Vers l’intensification céréalière

bleLa finalisation des listes des candidats à la prochaine course électorale, prévue le 29 novembre, a pesé de tout son poids sur la scène politique témouchentoise et provoqué une sorte de parasitisme à l’ensemble des activités saisonnières dont plus particulièrement la préparation et le déroulement de la campagne labours-semailles. Avec l’arrachage non programmé de plusieurs milliers d’hectares de vigne, la superficie prévisionnelle à emblaver dans la wilaya d’Aïn Témouchent devait, logiquement, dépasser le seuil de l’année passée, estimé par les services concernés à quelque 94.000 ha. Les superficies réservées aux légumes secs avoisinent les 5 à 6.OOO ha, chaque année et le gros est consacré à la culture du pois-chiche.

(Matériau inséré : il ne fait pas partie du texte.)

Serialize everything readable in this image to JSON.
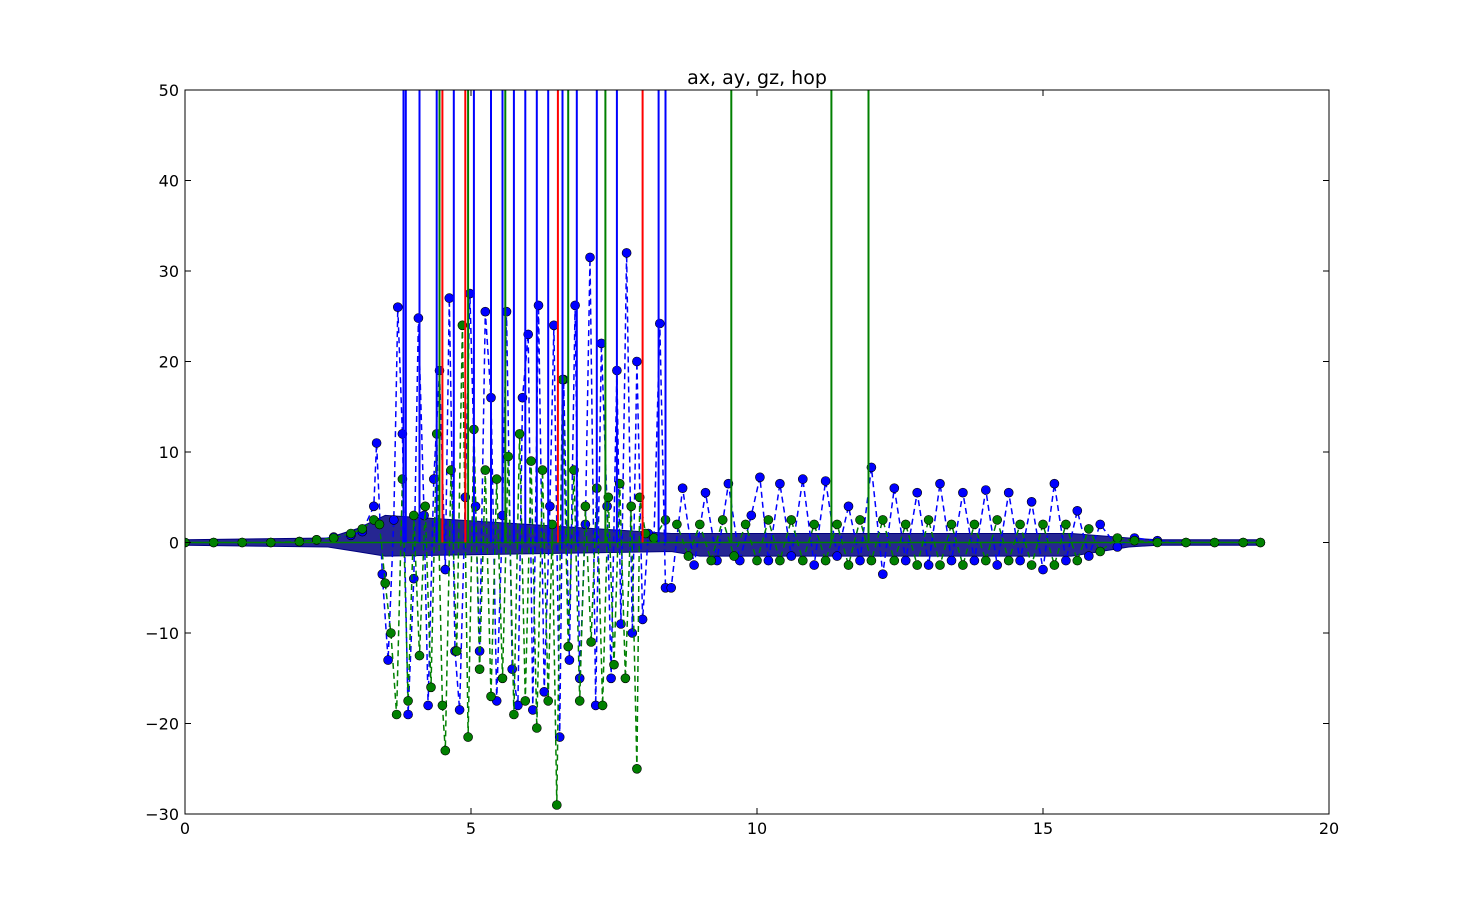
{
  "chart_data": {
    "type": "line",
    "title": "ax, ay, gz, hop",
    "xlabel": "",
    "ylabel": "",
    "xlim": [
      0,
      20
    ],
    "ylim": [
      -30,
      50
    ],
    "xticks": [
      0,
      5,
      10,
      15,
      20
    ],
    "yticks": [
      -30,
      -20,
      -10,
      0,
      10,
      20,
      30,
      40,
      50
    ],
    "ytick_labels": [
      "−30",
      "−20",
      "−10",
      "0",
      "10",
      "20",
      "30",
      "40",
      "50"
    ],
    "xtick_labels": [
      "0",
      "5",
      "10",
      "15",
      "20"
    ],
    "grid": false,
    "legend": "none",
    "colors": {
      "ax": "#0000ff",
      "ay": "#008000",
      "gz": "#00007f",
      "hop_blue": "#0000ff",
      "hop_green": "#008000",
      "hop_red": "#ff0000"
    },
    "marker_series": [
      {
        "key": "ax",
        "x": [
          0,
          0.5,
          1.0,
          1.5,
          2.0,
          2.3,
          2.6,
          2.9,
          3.1,
          3.3,
          3.35,
          3.45,
          3.55,
          3.65,
          3.72,
          3.8,
          3.9,
          4.0,
          4.08,
          4.18,
          4.25,
          4.35,
          4.45,
          4.55,
          4.62,
          4.72,
          4.8,
          4.9,
          4.98,
          5.08,
          5.15,
          5.25,
          5.35,
          5.45,
          5.55,
          5.62,
          5.72,
          5.82,
          5.9,
          6.0,
          6.08,
          6.18,
          6.28,
          6.38,
          6.45,
          6.55,
          6.62,
          6.72,
          6.82,
          6.9,
          7.0,
          7.08,
          7.18,
          7.28,
          7.38,
          7.45,
          7.55,
          7.62,
          7.72,
          7.82,
          7.9,
          8.0,
          8.1,
          8.2,
          8.3,
          8.4,
          8.5,
          8.7,
          8.9,
          9.1,
          9.3,
          9.5,
          9.7,
          9.9,
          10.05,
          10.2,
          10.4,
          10.6,
          10.8,
          11.0,
          11.2,
          11.4,
          11.6,
          11.8,
          12.0,
          12.2,
          12.4,
          12.6,
          12.8,
          13.0,
          13.2,
          13.4,
          13.6,
          13.8,
          14.0,
          14.2,
          14.4,
          14.6,
          14.8,
          15.0,
          15.2,
          15.4,
          15.6,
          15.8,
          16.0,
          16.3,
          16.6,
          17.0,
          17.5,
          18.0,
          18.5,
          18.8
        ],
        "y": [
          0,
          0,
          0,
          0,
          0.1,
          0.3,
          0.6,
          0.8,
          1.2,
          4.0,
          11.0,
          -3.5,
          -13.0,
          2.5,
          26.0,
          12.0,
          -19.0,
          -4.0,
          24.8,
          3.0,
          -18.0,
          7.0,
          19.0,
          -3.0,
          27.0,
          -12.0,
          -18.5,
          5.0,
          27.5,
          4.0,
          -12.0,
          25.5,
          16.0,
          -17.5,
          3.0,
          25.5,
          -14.0,
          -18.0,
          16.0,
          23.0,
          -18.5,
          26.2,
          -16.5,
          4.0,
          24.0,
          -21.5,
          18.0,
          -13.0,
          26.2,
          -15.0,
          2.0,
          31.5,
          -18.0,
          22.0,
          4.0,
          -15.0,
          19.0,
          -9.0,
          32.0,
          -10.0,
          20.0,
          -8.5,
          1.0,
          0.5,
          24.2,
          -5.0,
          -5.0,
          6.0,
          -2.5,
          5.5,
          -2.0,
          6.5,
          -2.0,
          3.0,
          7.2,
          -2.0,
          6.5,
          -1.5,
          7.0,
          -2.5,
          6.8,
          -1.5,
          4.0,
          -2.0,
          8.3,
          -3.5,
          6.0,
          -2.0,
          5.5,
          -2.5,
          6.5,
          -2.0,
          5.5,
          -2.0,
          5.8,
          -2.5,
          5.5,
          -2.0,
          4.5,
          -3.0,
          6.5,
          -2.0,
          3.5,
          -1.5,
          2.0,
          -0.5,
          0.5,
          0.2,
          0,
          0,
          0,
          0
        ]
      },
      {
        "key": "ay",
        "x": [
          0,
          0.5,
          1.0,
          1.5,
          2.0,
          2.3,
          2.6,
          2.9,
          3.1,
          3.3,
          3.4,
          3.5,
          3.6,
          3.7,
          3.8,
          3.9,
          4.0,
          4.1,
          4.2,
          4.3,
          4.4,
          4.5,
          4.55,
          4.65,
          4.75,
          4.85,
          4.95,
          5.05,
          5.15,
          5.25,
          5.35,
          5.45,
          5.55,
          5.65,
          5.75,
          5.85,
          5.95,
          6.05,
          6.15,
          6.25,
          6.35,
          6.42,
          6.5,
          6.6,
          6.7,
          6.8,
          6.9,
          7.0,
          7.1,
          7.2,
          7.3,
          7.4,
          7.5,
          7.6,
          7.7,
          7.8,
          7.9,
          7.95,
          8.05,
          8.2,
          8.4,
          8.6,
          8.8,
          9.0,
          9.2,
          9.4,
          9.6,
          9.8,
          10.0,
          10.2,
          10.4,
          10.6,
          10.8,
          11.0,
          11.2,
          11.4,
          11.6,
          11.8,
          12.0,
          12.2,
          12.4,
          12.6,
          12.8,
          13.0,
          13.2,
          13.4,
          13.6,
          13.8,
          14.0,
          14.2,
          14.4,
          14.6,
          14.8,
          15.0,
          15.2,
          15.4,
          15.6,
          15.8,
          16.0,
          16.3,
          16.6,
          17.0,
          17.5,
          18.0,
          18.5,
          18.8
        ],
        "y": [
          0,
          0,
          0,
          0,
          0.1,
          0.3,
          0.5,
          1.0,
          1.5,
          2.5,
          2.0,
          -4.5,
          -10.0,
          -19.0,
          7.0,
          -17.5,
          3.0,
          -12.5,
          4.0,
          -16.0,
          12.0,
          -18.0,
          -23.0,
          8.0,
          -12.0,
          24.0,
          -21.5,
          12.5,
          -14.0,
          8.0,
          -17.0,
          7.0,
          -15.0,
          9.5,
          -19.0,
          12.0,
          -17.5,
          9.0,
          -20.5,
          8.0,
          -17.5,
          2.0,
          -29.0,
          18.0,
          -11.5,
          8.0,
          -17.5,
          4.0,
          -11.0,
          6.0,
          -18.0,
          5.0,
          -13.5,
          6.5,
          -15.0,
          4.0,
          -25.0,
          5.0,
          1.0,
          0.5,
          2.5,
          2.0,
          -1.5,
          2.0,
          -2.0,
          2.5,
          -1.5,
          2.0,
          -2.0,
          2.5,
          -2.0,
          2.5,
          -2.0,
          2.0,
          -2.0,
          2.0,
          -2.5,
          2.5,
          -2.0,
          2.5,
          -2.0,
          2.0,
          -2.5,
          2.5,
          -2.5,
          2.0,
          -2.5,
          2.0,
          -2.0,
          2.5,
          -2.0,
          2.0,
          -2.5,
          2.0,
          -2.5,
          2.0,
          -2.0,
          1.5,
          -1.0,
          0.5,
          0.2,
          0,
          0,
          0,
          0,
          0
        ]
      }
    ],
    "gz_band": {
      "key": "gz",
      "x": [
        0,
        2.5,
        3.0,
        3.5,
        8.5,
        9.0,
        10.0,
        12.0,
        14.0,
        15.5,
        16.5,
        17.0,
        18.8
      ],
      "upper": [
        0.3,
        0.5,
        1.5,
        3.0,
        1.0,
        1.0,
        1.0,
        1.0,
        1.0,
        1.0,
        0.5,
        0.3,
        0.3
      ],
      "lower": [
        -0.3,
        -0.5,
        -1.0,
        -1.5,
        -1.0,
        -1.5,
        -1.5,
        -1.5,
        -1.5,
        -1.5,
        -0.5,
        -0.3,
        -0.3
      ]
    },
    "hop_lines": {
      "ymin": 0,
      "ymax": 50,
      "blue": [
        3.82,
        3.86,
        4.1,
        4.4,
        4.7,
        5.05,
        5.35,
        5.55,
        5.75,
        5.95,
        6.15,
        6.35,
        6.6,
        6.85,
        7.2,
        7.55,
        8.28,
        8.4
      ],
      "green": [
        4.45,
        4.95,
        5.6,
        6.7,
        7.35,
        9.55,
        11.3,
        11.95
      ],
      "red": [
        4.5,
        4.9,
        6.52,
        8.0
      ]
    }
  }
}
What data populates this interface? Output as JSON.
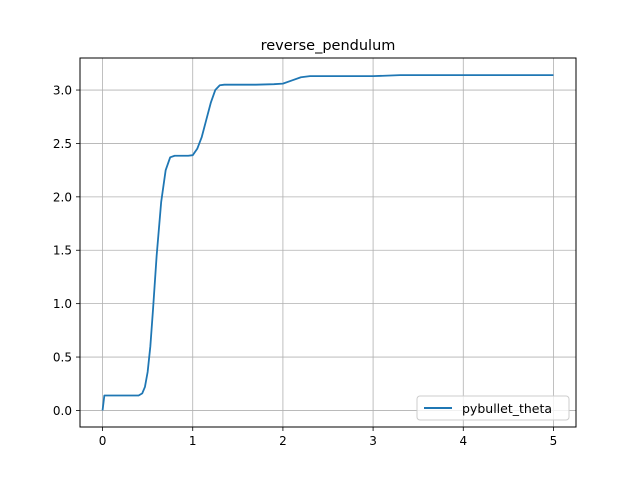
{
  "chart_data": {
    "type": "line",
    "title": "reverse_pendulum",
    "xlabel": "",
    "ylabel": "",
    "xlim": [
      -0.25,
      5.25
    ],
    "ylim": [
      -0.155,
      3.3
    ],
    "xticks": [
      0,
      1,
      2,
      3,
      4,
      5
    ],
    "xtick_labels": [
      "0",
      "1",
      "2",
      "3",
      "4",
      "5"
    ],
    "yticks": [
      0.0,
      0.5,
      1.0,
      1.5,
      2.0,
      2.5,
      3.0
    ],
    "ytick_labels": [
      "0.0",
      "0.5",
      "1.0",
      "1.5",
      "2.0",
      "2.5",
      "3.0"
    ],
    "grid": true,
    "legend_position": "lower-right",
    "series": [
      {
        "name": "pybullet_theta",
        "color": "#1f77b4",
        "x": [
          0.0,
          0.02,
          0.05,
          0.1,
          0.2,
          0.3,
          0.4,
          0.44,
          0.47,
          0.5,
          0.53,
          0.56,
          0.6,
          0.65,
          0.7,
          0.75,
          0.8,
          0.85,
          0.9,
          0.95,
          1.0,
          1.05,
          1.1,
          1.15,
          1.2,
          1.25,
          1.3,
          1.35,
          1.4,
          1.5,
          1.7,
          1.9,
          2.0,
          2.1,
          2.2,
          2.3,
          2.5,
          2.8,
          3.0,
          3.3,
          3.6,
          4.0,
          4.5,
          5.0
        ],
        "y": [
          0.0,
          0.14,
          0.14,
          0.14,
          0.14,
          0.14,
          0.14,
          0.16,
          0.22,
          0.36,
          0.6,
          0.95,
          1.45,
          1.95,
          2.25,
          2.37,
          2.385,
          2.385,
          2.385,
          2.385,
          2.39,
          2.45,
          2.56,
          2.72,
          2.88,
          3.0,
          3.045,
          3.05,
          3.05,
          3.05,
          3.05,
          3.055,
          3.06,
          3.09,
          3.12,
          3.13,
          3.13,
          3.13,
          3.13,
          3.14,
          3.14,
          3.14,
          3.14,
          3.14
        ]
      }
    ]
  }
}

Cependant, lors de la visite effectuée par le wali dans la localité de Saïda où il lui a été présenté le projet de désenclavement de pas moins de 10.000 ha sur une longueur de 10 km, le directeur des Services agricoles (DSA) a fait savoir à la délégation que ces terres sont très fertiles et à haut rendement. Cette année des pics de plus de 40 q/ha ont été enregistrés dans cette vaste étendue de la M’léta. Mais le zoning établi par l’ex-DSA considérait la M’leta comme étant une zone secondaire qui ne bénéficie pas des mêmes avantages en terme d’aides de l’Etat que la zone d’extension céréalière constituée par l’axe: Aoubellil/Aghlal/Aïn El-Kihal/Témouchent et Chaâbet el-Leham (partiellement). A vrai dire, ce paradoxe devait disparaître et réhabiliter cette plaine, destinée exclusivement à la céréaliculture, paraît une disposition règlementaire nécessaire que devrait prendre la DSA.
Cependant, il y a un détail qu’on oublie toujours de mentionner dans les statistiques d’emblavures. En effet, beaucoup de fellahs ne pratiquent que la monoculture céréalière et par conséquent optent pour un assolement biennal céréales-jachère. Très rares sont les agriculteurs qui pratiquent un assolement triennal céréales-légumineuses-cultures maraîchères par exemple. Ceci dit les terres laissées en jachère sont-elles ou pas comptabilisées dans le chiffre prévisionnel ci-dessus cité? Dans les deux cas, il y a lieu de le préciser car la jachère représente approximativement 10 à 15% de la SAU qui est de l’ordre de 200.OOO ha. Tout l’intérêt doit être focalisé sur cette question qui nécessite une réflexion de la part de l’autorité agricole et des associations professionnelles.
L’objectif le plus important à atteindre, toutefois, est d’arriver à faire admettre aux fellahs la nécessité de suivre l’itinéraire technique.